A prior authorization request that had been certified as urgent by the health care provider would be considered granted by the insurer or its designee utilization review organization if the insurer or its designee utilization review failed to grant the request, deny it, or require additional information of the health care provider within two business days after the date and time of the submission of the request. If all additional clinical information were requested by an insurer or its designee utilization review organization, the prior authorization request would not be considered granted if the health care provided failed to submit the additional information within one business day after the date and time after the request for additional information. If additional information were requested by an insurer or its designee utilization review organization, the prior authorization request would be considered to have been granted by the insurer or its designee utilization review organization if the insurer or its designee utilization review organization failed to grant the request, deny it, or otherwise respond to the request within two business days after the date and time of the submission of additional information.
A prior authorization request would be valid for at least 60 calendar days or for a duration that was clinically appropriate, whichever was later.
Report; Data Collection
By June 1, 2022, and each June 1 after that date, an insurer would have to report to the Department the following aggregated trend data related to the insurer's prior authorization practices and experience for the prior plan year:
-- The number of prior authorization requests.
-- The number of prior authorization requests denied.
-- The number of appeals received.
-- The number of adverse determinations reversed on appeal.
-- Of the total number of prior authorization requests, the number of prior authorization requests that were not submitted electronically.

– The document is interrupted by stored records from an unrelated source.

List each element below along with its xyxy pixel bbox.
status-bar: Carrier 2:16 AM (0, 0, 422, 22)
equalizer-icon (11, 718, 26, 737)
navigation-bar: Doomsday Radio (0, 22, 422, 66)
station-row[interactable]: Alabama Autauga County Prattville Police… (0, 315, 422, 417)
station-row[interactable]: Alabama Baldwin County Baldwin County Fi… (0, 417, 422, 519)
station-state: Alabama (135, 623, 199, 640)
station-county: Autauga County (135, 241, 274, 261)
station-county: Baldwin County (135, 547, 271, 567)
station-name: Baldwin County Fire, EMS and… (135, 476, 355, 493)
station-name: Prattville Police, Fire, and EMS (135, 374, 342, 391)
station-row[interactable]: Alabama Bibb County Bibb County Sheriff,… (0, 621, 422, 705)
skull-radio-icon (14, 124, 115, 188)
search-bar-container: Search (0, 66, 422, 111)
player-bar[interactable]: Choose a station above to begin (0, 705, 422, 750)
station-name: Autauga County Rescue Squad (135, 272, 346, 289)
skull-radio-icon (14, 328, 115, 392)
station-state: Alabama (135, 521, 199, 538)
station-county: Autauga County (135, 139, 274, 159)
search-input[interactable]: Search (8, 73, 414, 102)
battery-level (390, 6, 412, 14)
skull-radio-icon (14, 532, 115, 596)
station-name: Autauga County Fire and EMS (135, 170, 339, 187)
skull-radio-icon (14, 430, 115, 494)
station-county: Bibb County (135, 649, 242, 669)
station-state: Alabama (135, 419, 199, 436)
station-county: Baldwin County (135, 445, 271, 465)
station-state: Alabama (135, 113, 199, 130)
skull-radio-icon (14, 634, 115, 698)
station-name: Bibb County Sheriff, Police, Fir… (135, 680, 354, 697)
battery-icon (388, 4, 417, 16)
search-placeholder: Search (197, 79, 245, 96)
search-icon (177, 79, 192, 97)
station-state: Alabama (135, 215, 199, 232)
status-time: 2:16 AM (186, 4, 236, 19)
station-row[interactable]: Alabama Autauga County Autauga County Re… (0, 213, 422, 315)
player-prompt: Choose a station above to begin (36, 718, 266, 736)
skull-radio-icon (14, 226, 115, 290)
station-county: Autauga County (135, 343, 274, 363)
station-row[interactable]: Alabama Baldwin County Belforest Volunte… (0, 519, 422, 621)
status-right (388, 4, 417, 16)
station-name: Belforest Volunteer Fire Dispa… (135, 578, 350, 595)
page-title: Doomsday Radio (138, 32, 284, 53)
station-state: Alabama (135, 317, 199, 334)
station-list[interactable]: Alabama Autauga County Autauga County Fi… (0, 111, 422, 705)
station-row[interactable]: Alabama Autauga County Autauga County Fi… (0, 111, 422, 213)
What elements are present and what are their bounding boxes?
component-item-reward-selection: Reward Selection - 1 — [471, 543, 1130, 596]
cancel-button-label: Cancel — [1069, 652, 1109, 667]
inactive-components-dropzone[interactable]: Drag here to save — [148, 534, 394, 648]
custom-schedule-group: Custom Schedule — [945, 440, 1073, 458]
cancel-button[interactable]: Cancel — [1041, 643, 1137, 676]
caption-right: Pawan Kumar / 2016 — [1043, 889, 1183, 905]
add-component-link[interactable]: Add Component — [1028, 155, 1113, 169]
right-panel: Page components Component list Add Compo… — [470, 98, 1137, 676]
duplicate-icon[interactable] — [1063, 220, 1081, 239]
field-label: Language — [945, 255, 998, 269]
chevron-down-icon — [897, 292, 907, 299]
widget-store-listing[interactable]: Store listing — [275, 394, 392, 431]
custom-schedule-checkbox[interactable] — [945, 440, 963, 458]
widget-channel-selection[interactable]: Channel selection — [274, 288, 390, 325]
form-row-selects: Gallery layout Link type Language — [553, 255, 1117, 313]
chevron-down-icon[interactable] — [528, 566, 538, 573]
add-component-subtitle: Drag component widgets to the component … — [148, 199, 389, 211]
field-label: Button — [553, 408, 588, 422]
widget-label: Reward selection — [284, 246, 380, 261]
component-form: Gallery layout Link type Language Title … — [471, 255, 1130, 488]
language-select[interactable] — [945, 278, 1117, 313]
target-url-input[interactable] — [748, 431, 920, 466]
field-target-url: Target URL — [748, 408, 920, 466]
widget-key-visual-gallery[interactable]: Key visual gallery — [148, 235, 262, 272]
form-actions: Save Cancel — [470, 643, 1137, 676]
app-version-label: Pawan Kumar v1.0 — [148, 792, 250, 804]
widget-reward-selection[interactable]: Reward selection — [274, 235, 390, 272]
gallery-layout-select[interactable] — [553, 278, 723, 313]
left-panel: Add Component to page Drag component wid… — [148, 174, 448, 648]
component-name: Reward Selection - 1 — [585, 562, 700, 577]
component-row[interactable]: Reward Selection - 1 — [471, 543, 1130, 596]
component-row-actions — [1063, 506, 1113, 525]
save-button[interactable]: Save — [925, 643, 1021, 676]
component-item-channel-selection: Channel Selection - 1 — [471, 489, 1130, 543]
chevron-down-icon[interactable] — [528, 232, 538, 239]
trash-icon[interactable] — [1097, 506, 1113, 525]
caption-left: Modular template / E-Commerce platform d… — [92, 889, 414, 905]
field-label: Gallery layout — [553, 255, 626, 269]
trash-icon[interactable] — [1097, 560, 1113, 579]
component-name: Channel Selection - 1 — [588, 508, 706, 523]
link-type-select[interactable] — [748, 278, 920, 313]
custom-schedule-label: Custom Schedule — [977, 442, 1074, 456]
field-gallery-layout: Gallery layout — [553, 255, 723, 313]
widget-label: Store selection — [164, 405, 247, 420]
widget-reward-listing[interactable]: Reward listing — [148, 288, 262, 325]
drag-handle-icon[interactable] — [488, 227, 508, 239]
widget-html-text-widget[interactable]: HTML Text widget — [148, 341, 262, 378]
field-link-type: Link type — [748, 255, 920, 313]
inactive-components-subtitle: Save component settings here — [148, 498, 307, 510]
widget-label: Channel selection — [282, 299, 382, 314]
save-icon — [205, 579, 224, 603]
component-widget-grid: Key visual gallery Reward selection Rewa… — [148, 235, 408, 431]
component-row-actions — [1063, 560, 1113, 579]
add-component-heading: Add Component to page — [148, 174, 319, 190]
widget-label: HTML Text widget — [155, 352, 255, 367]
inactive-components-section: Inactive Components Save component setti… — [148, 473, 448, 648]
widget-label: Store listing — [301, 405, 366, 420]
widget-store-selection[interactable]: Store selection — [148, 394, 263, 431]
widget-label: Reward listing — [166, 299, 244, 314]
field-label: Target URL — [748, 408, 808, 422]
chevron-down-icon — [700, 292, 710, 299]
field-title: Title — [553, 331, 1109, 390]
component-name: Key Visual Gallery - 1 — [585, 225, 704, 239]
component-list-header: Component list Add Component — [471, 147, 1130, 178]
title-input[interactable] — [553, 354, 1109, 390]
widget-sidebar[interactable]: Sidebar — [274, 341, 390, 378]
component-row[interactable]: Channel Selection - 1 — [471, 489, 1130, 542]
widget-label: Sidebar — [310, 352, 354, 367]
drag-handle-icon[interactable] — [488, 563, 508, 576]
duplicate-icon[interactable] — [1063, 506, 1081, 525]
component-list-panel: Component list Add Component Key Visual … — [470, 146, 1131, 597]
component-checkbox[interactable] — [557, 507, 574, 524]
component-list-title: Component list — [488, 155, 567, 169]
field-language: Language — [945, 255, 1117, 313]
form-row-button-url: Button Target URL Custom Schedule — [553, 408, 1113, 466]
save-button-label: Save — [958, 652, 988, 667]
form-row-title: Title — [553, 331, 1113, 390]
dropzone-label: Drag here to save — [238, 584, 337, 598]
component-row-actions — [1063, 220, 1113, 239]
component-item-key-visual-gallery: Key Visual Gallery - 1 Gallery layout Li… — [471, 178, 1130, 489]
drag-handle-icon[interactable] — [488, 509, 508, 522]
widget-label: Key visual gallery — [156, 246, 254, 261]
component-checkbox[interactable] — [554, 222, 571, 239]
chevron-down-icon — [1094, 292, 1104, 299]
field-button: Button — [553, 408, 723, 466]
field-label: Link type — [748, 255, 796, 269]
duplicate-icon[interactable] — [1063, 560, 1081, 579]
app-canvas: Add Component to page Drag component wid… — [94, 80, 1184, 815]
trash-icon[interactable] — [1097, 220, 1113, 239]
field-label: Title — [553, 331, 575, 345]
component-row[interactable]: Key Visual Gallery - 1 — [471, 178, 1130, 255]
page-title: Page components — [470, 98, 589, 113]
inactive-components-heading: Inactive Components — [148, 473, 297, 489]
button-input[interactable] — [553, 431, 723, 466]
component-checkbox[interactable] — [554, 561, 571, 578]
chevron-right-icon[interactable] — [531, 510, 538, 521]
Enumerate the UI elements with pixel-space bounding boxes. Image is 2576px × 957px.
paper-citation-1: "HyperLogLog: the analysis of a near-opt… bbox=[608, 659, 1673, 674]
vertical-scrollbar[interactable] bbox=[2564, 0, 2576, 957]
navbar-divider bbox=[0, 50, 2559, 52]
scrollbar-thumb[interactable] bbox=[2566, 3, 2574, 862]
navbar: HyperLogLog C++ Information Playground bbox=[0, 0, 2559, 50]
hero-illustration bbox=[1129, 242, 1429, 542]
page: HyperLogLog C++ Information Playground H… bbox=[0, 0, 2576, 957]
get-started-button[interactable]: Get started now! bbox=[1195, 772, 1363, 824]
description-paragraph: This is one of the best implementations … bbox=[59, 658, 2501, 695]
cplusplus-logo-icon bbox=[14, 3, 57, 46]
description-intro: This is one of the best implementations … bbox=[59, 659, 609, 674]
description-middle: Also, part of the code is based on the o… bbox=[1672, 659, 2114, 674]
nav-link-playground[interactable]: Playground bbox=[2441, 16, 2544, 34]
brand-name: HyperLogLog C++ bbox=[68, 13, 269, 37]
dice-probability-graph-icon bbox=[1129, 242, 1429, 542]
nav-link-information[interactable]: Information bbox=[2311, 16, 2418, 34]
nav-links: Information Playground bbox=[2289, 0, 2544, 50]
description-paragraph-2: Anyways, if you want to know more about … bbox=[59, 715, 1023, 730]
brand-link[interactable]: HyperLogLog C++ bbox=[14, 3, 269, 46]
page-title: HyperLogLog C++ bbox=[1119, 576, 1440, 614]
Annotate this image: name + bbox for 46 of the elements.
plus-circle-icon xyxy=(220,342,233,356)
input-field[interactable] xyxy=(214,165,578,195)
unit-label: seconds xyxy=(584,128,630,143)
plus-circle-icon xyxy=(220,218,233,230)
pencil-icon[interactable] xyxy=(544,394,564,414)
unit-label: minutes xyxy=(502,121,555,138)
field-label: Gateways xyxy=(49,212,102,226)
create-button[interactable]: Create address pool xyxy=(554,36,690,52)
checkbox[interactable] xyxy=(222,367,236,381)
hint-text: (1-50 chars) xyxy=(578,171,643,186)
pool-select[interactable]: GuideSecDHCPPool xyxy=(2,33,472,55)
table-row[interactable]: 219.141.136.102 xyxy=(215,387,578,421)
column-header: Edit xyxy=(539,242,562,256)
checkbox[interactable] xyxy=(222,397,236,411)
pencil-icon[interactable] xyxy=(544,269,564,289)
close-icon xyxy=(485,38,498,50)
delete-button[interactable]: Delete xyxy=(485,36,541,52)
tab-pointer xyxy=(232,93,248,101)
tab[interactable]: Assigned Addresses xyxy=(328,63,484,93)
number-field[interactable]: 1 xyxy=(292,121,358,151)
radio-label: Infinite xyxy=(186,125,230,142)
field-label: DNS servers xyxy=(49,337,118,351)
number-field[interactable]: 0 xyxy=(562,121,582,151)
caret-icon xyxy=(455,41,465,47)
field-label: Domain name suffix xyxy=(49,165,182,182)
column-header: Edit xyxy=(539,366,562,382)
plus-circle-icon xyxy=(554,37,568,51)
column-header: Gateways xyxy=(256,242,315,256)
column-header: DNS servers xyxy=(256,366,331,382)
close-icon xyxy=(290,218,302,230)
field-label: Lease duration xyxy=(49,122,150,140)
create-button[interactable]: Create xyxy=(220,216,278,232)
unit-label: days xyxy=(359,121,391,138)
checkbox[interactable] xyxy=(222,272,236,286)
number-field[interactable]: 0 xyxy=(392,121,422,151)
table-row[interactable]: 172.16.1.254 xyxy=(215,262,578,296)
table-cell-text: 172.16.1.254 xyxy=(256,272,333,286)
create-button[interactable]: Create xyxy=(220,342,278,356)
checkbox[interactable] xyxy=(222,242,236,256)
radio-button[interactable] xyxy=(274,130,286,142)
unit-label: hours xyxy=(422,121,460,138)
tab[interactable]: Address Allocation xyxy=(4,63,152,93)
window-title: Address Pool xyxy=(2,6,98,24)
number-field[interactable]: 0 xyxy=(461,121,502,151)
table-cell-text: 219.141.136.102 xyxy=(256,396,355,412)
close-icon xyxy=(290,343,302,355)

-- The top 10 services that were denied.
By October 1, 2022, and each October 1 after that date, the Department would have to aggregate and deidentify the data collected into a standard report and could not identify the name of the insurer that submitted the data. The report would have to be written in easily understandable language and posted on the department's public internet website.
All of the following apply to any data, documents, materials, or other information described above that had not been aggregated, deidentified, and otherwise compiled into the standard report:
-- The data, documents, materials, or other information would be considered proprietary and to contain trade secrets.
-- The data, documents, materials, or other information would be confidential and privileged and is not subject to disclosure under the Freedom of Information Act.
Transparency
An insurer would have to adopt a transparent program, developed in consultation with health care providers participating with the insurer, that promoted the modification of prior authorization requirements based on the performance of the health care providers with
respect to adherence to nationally recognized evidence-based medical guidelines and other quality criteria.
MCL 500.2212c et al. Legislative Analyst: Stephen Jackson
FISCAL IMPACT
The bill would have an indeterminate fiscal impact on State government and no fiscal impact on local units of government. The Department of Insurance and Financial Services could experience increased administrative costs related to monitoring insurers' compliance with the proposed requirements; however, many of these costs likely would be sufficiently funded by existing appropriations.
Fiscal Analyst: Steve Angelotti
This analysis was prepared by nonpartisan Senate staff for use by the Senate in its deliberations and does not constitute an official statement of legislative intent.